When working with very large arrays on modern Linux kernels, you can experience a significant speedup when transparent hugepage is used. The current system policy for transparent hugepages can be seen by

cat /sys/kernel/mm/transparent_hugepage/enabled

When set to madvise NumPy will typically use hugepages for a performance boost. This behaviour can be modified by setting the environment variable

NUMPY_MADVISE_HUGEPAGE=0

or setting it to 1 to always enable it. When not set, the default is to use madvise on Kernels 4.6 and newer. These kernels presumably experience a large speedup with hugepage support. This flag is checked at import time.

SIMD feature selection

Setting NPY_DISABLE_CPU_FEATURES will exclude simd features at runtime. See runtime-simd-dispatch.

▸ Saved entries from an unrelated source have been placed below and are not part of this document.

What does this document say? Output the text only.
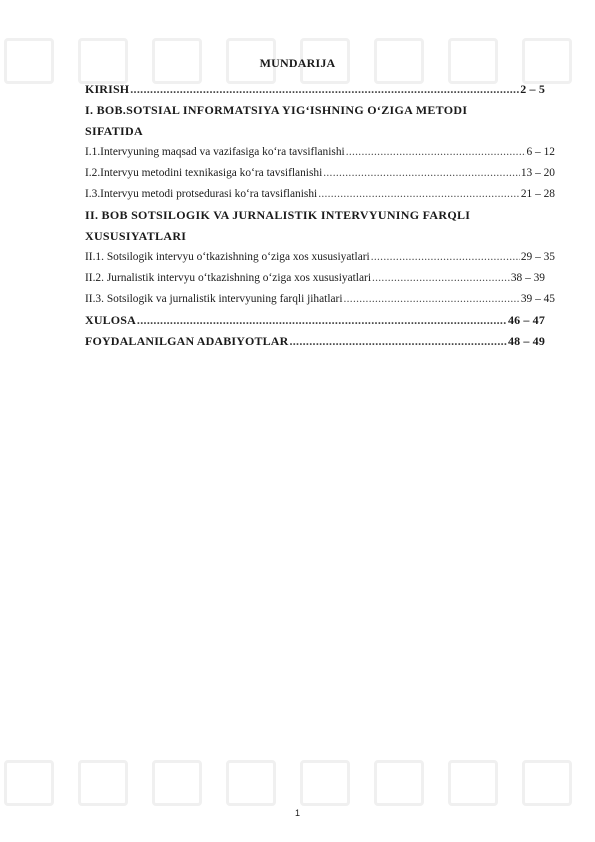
MUNDARIJA
KIRISH .....	2 – 5
I. BOB.SOTSIAL INFORMATSIYA YIG‘ISHNING O‘ZIGA METODI
SIFATIDA
I.1.Intervyuning maqsad va vazifasiga ko‘ra tavsiflanishi .....	6 – 12
I.2.Intervyu metodini texnikasiga ko‘ra tavsiflanishi .....	13 – 20
I.3.Intervyu metodi protsedurasi ko‘ra tavsiflanishi .....	21 – 28
II. BOB SOTSILOGIK VA JURNALISTIK INTERVYUNING FARQLI
XUSUSIYATLARI
II.1. Sotsilogik intervyu o‘tkazishning o‘ziga xos xususiyatlari .....	29 – 35
II.2. Jurnalistik intervyu o‘tkazishning o‘ziga xos xususiyatlari .....	38 – 39
II.3. Sotsilogik va jurnalistik intervyuning farqli jihatlari .....	39 – 45
XULOSA .....	46 – 47
FOYDALANILGAN ADABIYOTLAR .....	48 – 49
1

Warn if no memory allocation policy when deallocating data

Some users might pass ownership of the data pointer to the ndarray by setting the OWNDATA flag. If they do this without setting (manually) a memory allocation policy, the default will be to call free. If NUMPY_WARN_IF_NO_MEM_POLICY is set to "1", a RuntimeWarning will be emitted. A better alternative is to use a PyCapsule with a deallocator and set the ndarray.base.